Friday, May 16, 2014

Echogenic Intracardiac Focus, Duodenal Atresia, and Bears, Oh My!

Betty's 32 weeks preggers right now.  From our first ultrasound we knew that the baby had what's called an Echogenic Intracardiac Focus, or EIF for short.  This is just a bright spot that appears inside the baby's heart chambers when viewed via ultrasound, which doesn't make it sound too bad.  EIFs are pretty common, but they are a soft sign for Down Syndrome as well as possibly other chromosomal abnormalities.

And for about the past 10 weeks we've known that Betty's been carrying around extra amniotic fluid. This has made her physically uncomfortable, and this along with the EIF had us concerned that something may be wrong with the baby.  Of course, the extra amniotic fluid could have just been the result of gestational diabetes, which Betty has had with all three kids. 

The good thing about the EIF plus the extra amniotic fluid is that Betty has had several ultrasounds so the doctors could continue to check on the baby.  If not for this, we would not have caught a new issue with the baby:  duodenal atresia.

Duodenal atresia, aka intestinal atresia, is where the stomach isn't connected to the intestines.  On the ultrasound it looks like there are two bubbles separated by a wall of tissue, which is known as the "Double Bubble."  Duodenal atresia occurs in about 1 out of every 10K births.  I like to think that we're 1 of 1K that actually caught it before the baby was born, so we have a chance to meet with the doctors, get mentally prepared, etc.

I consider us very lucky that we were able to catch this before the baby is born.  Even better, there's a procedure that will fix this.  A day or two after the baby is born, a pediatric surgeon will do a procedure to connect the stomach to the intestines, and then the baby will need to stay in the hospital for 3-4 weeks.  We're disappointed that the baby will be in the hospital for a month after being born, but are happy that we live literally 3 minutes from the hospital and that I work about 5 minutes away so we can see the baby often.

We also knew from consulting with our doctor that our baby had at least a 1% chance of having Down Syndrome due to the EIF.  The duodenal atresia raised this risk to be 33%.  We were on the fence about whether we should test for Down Syndrome, but we decided to take a non-invasive test called MaterniT21 a few weeks ago.  Older tests would have to actually puncture the mother's womb and then take a sample of the baby's blood by pricking the baby, but the MaterniT21 test was able to detect and sample the baby's chromosomes in Betty's bloodstream, so all that was needed was for Betty to have some blood drawn.

Our MaterniT21 test came back negative, meaning the baby doesn't appear to have Down Syndrome.  The test is estimated to have a detection rate of 99.1% for Down Syndrome, so there still is a chance that our baby could have Down Syndrome, but we'll take our odds.

Waiting for the MaterniT21 test was an emotional experience.  Betty and I know that we would love our child regardless of if it had Down Syndrome or any abnormality, but as a parent you always want the best possible life for your child.  I thought of how to make sure I accomplished this goal, and also how to make sure that he or she didn't miss anything.  I thought about school, girlfriends, prom, driving, hobbies, baseball games, video games, on and on.  I thought of the other health risks associated with Down Syndrome.  I also thought of how I would react if another kid made fun of my child.  My thoughts ranged from beating that kid and/or his parents up, to inviting that family over for dinner to let the kids play and learn from each other.  That experience really made me do some soul-searching, and I hope I'm a better person for it.  (Note that if you make fun of my children, I probably still will physically attack you although I'll feel bad about it later.)

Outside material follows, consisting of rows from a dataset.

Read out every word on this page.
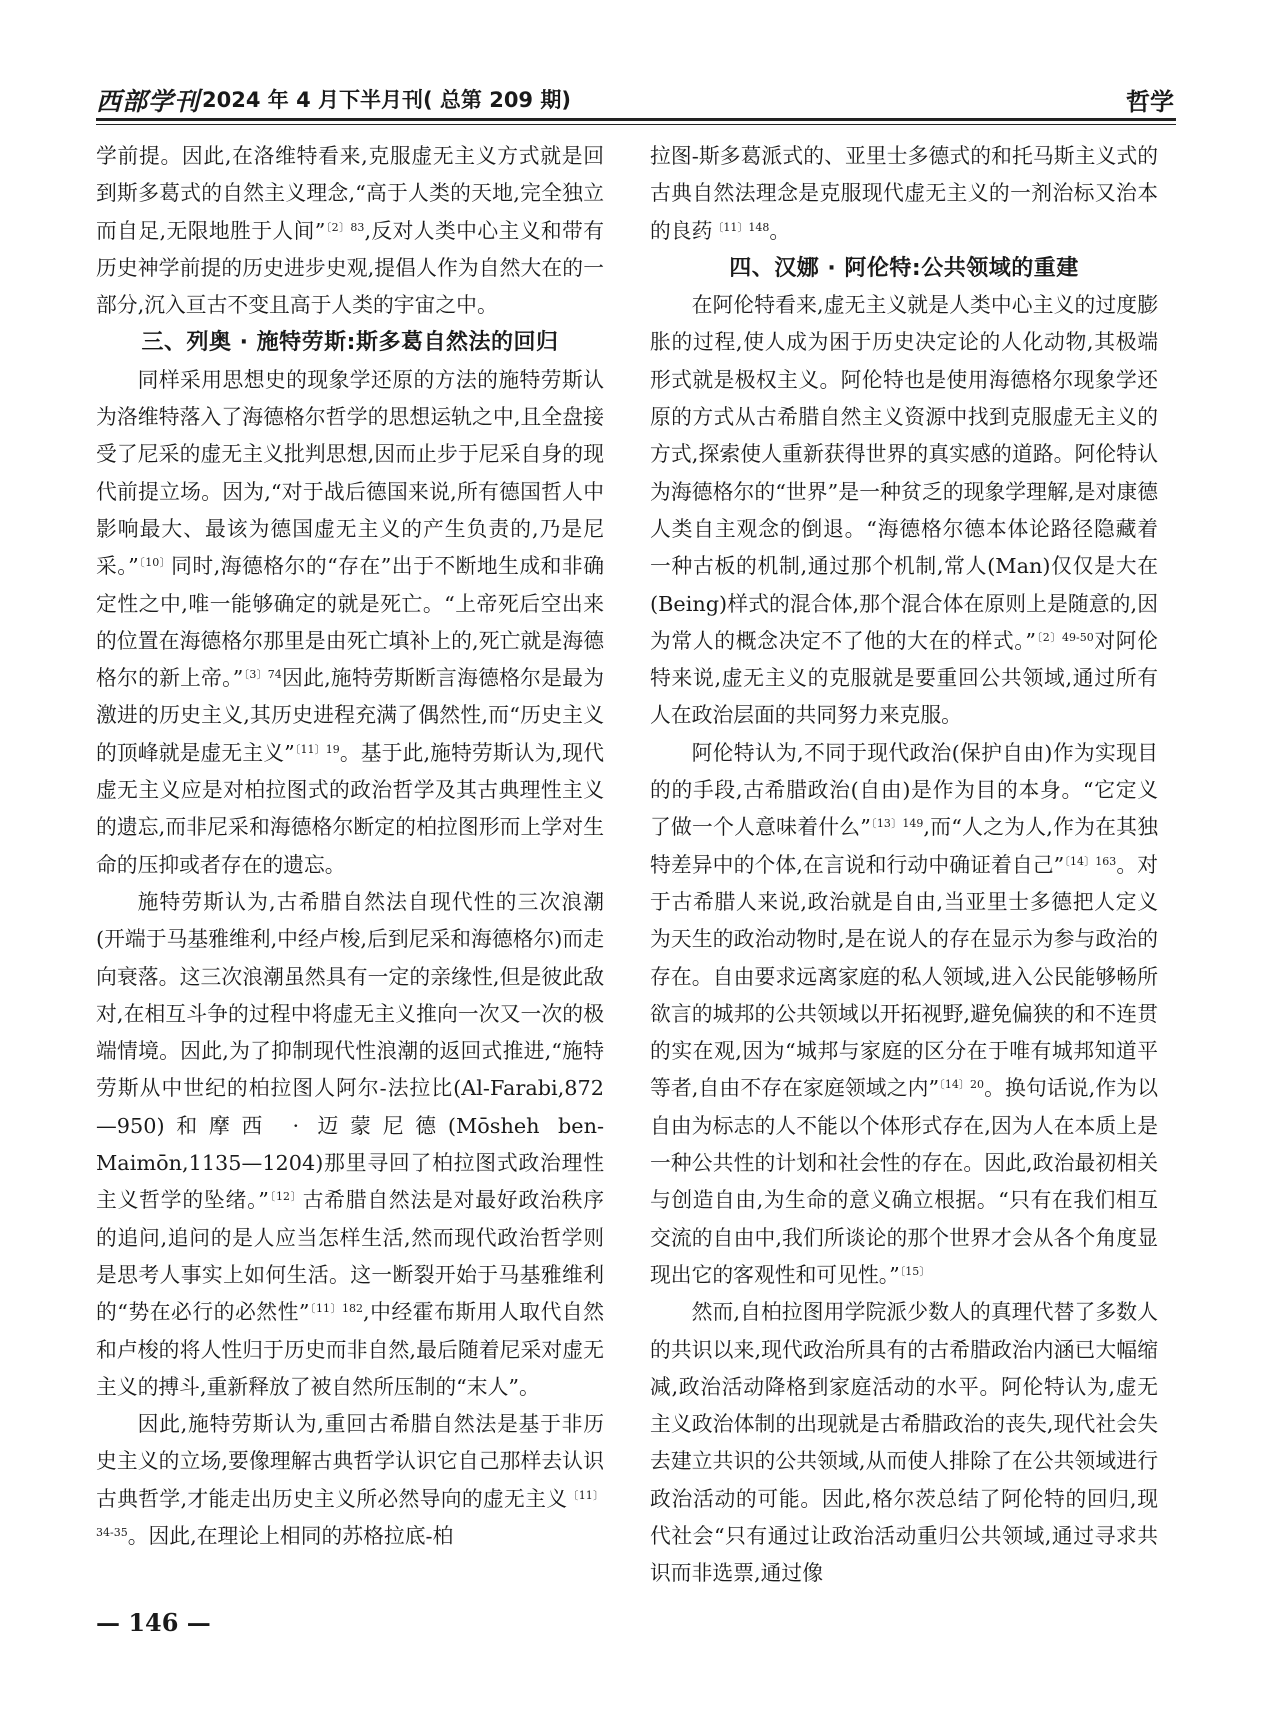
西部学刊 2024 年 4 月下半月刊( 总第 209 期)	哲学

学前提。因此,在洛维特看来,克服虚无主义方式就是回到斯多葛式的自然主义理念,“高于人类的天地,完全独立而自足,无限地胜于人间”$^{〔2〕83}$,反对人类中心主义和带有历史神学前提的历史进步史观,提倡人作为自然大在的一部分,沉入亘古不变且高于人类的宇宙之中。

三、列奥 · 施特劳斯:斯多葛自然法的回归

同样采用思想史的现象学还原的方法的施特劳斯认为洛维特落入了海德格尔哲学的思想运轨之中,且全盘接受了尼采的虚无主义批判思想,因而止步于尼采自身的现代前提立场。因为,“对于战后德国来说,所有德国哲人中影响最大、最该为德国虚无主义的产生负责的,乃是尼采。”$^{〔10〕}$同时,海德格尔的“存在”出于不断地生成和非确定性之中,唯一能够确定的就是死亡。“上帝死后空出来的位置在海德格尔那里是由死亡填补上的,死亡就是海德格尔的新上帝。”$^{〔3〕74}$因此,施特劳斯断言海德格尔是最为激进的历史主义,其历史进程充满了偶然性,而“历史主义的顶峰就是虚无主义”$^{〔11〕19}$。基于此,施特劳斯认为,现代虚无主义应是对柏拉图式的政治哲学及其古典理性主义的遗忘,而非尼采和海德格尔断定的柏拉图形而上学对生命的压抑或者存在的遗忘。

施特劳斯认为,古希腊自然法自现代性的三次浪潮(开端于马基雅维利,中经卢梭,后到尼采和海德格尔)而走向衰落。这三次浪潮虽然具有一定的亲缘性,但是彼此敌对,在相互斗争的过程中将虚无主义推向一次又一次的极端情境。因此,为了抑制现代性浪潮的返回式推进,“施特劳斯从中世纪的柏拉图人阿尔-法拉比(Al-Farabi,872—950)和摩西 · 迈蒙尼德(Mōsheh ben-Maimōn,1135—1204)那里寻回了柏拉图式政治理性主义哲学的坠绪。”$^{〔12〕}$古希腊自然法是对最好政治秩序的追问,追问的是人应当怎样生活,然而现代政治哲学则是思考人事实上如何生活。这一断裂开始于马基雅维利的“势在必行的必然性”$^{〔11〕182}$,中经霍布斯用人取代自然和卢梭的将人性归于历史而非自然,最后随着尼采对虚无主义的搏斗,重新释放了被自然所压制的“末人”。

因此,施特劳斯认为,重回古希腊自然法是基于非历史主义的立场,要像理解古典哲学认识它自己那样去认识古典哲学,才能走出历史主义所必然导向的虚无主义$^{〔11〕34-35}$。因此,在理论上相同的苏格拉底-柏

拉图-斯多葛派式的、亚里士多德式的和托马斯主义式的古典自然法理念是克服现代虚无主义的一剂治标又治本的良药$^{〔11〕148}$。

四、汉娜 · 阿伦特:公共领域的重建

在阿伦特看来,虚无主义就是人类中心主义的过度膨胀的过程,使人成为困于历史决定论的人化动物,其极端形式就是极权主义。阿伦特也是使用海德格尔现象学还原的方式从古希腊自然主义资源中找到克服虚无主义的方式,探索使人重新获得世界的真实感的道路。阿伦特认为海德格尔的“世界”是一种贫乏的现象学理解,是对康德人类自主观念的倒退。“海德格尔德本体论路径隐藏着一种古板的机制,通过那个机制,常人(Man)仅仅是大在(Being)样式的混合体,那个混合体在原则上是随意的,因为常人的概念决定不了他的大在的样式。”$^{〔2〕49-50}$对阿伦特来说,虚无主义的克服就是要重回公共领域,通过所有人在政治层面的共同努力来克服。

阿伦特认为,不同于现代政治(保护自由)作为实现目的的手段,古希腊政治(自由)是作为目的本身。“它定义了做一个人意味着什么”$^{〔13〕149}$,而“人之为人,作为在其独特差异中的个体,在言说和行动中确证着自己”$^{〔14〕163}$。对于古希腊人来说,政治就是自由,当亚里士多德把人定义为天生的政治动物时,是在说人的存在显示为参与政治的存在。自由要求远离家庭的私人领域,进入公民能够畅所欲言的城邦的公共领域以开拓视野,避免偏狭的和不连贯的实在观,因为“城邦与家庭的区分在于唯有城邦知道平等者,自由不存在家庭领域之内”$^{〔14〕20}$。换句话说,作为以自由为标志的人不能以个体形式存在,因为人在本质上是一种公共性的计划和社会性的存在。因此,政治最初相关与创造自由,为生命的意义确立根据。“只有在我们相互交流的自由中,我们所谈论的那个世界才会从各个角度显现出它的客观性和可见性。”$^{〔15〕}$

然而,自柏拉图用学院派少数人的真理代替了多数人的共识以来,现代政治所具有的古希腊政治内涵已大幅缩减,政治活动降格到家庭活动的水平。阿伦特认为,虚无主义政治体制的出现就是古希腊政治的丧失,现代社会失去建立共识的公共领域,从而使人排除了在公共领域进行政治活动的可能。因此,格尔茨总结了阿伦特的回归,现代社会“只有通过让政治活动重归公共领域,通过寻求共识而非选票,通过像

— 146 —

In the midst of all of this, our family and friends have been wonderful.  Betty's friends in particular have been amazing.  They knew that she is extremely uncomfortable with all the extra amniotic fluid, so they've set up a food calendar and have been taking turns bringing us food.  I can't thank them enough - not only has the food been such a huge help, but they've also taught me a lot about how to be a good friend when someone is in need.  Betty's friends are also all apparently really good cooks!

I'd also like to thank everyone who has been praying for us, as well as those who have been putting us on prayer lines throughout the country.  I honestly didn't know that prayer lines existed before now.  All I can say is:  your prayers are working!

In some ways I feel guilty about us receiving those prayers.  I feel like there are so many people out there with much bigger problems.  But we're thankful for people thinking about us and for taking the time to pray for us or to go out of their way to bring us food.  We're also more aware of other people out their who need help, and have been sending our thoughts their way.  We hope that people are as kind and loving to you as our family and friends have been to us.

One thing we can say about Baby Tanory already:  he or she is bringing people together.  Thank you again for everyone's support - we very much appreciate you!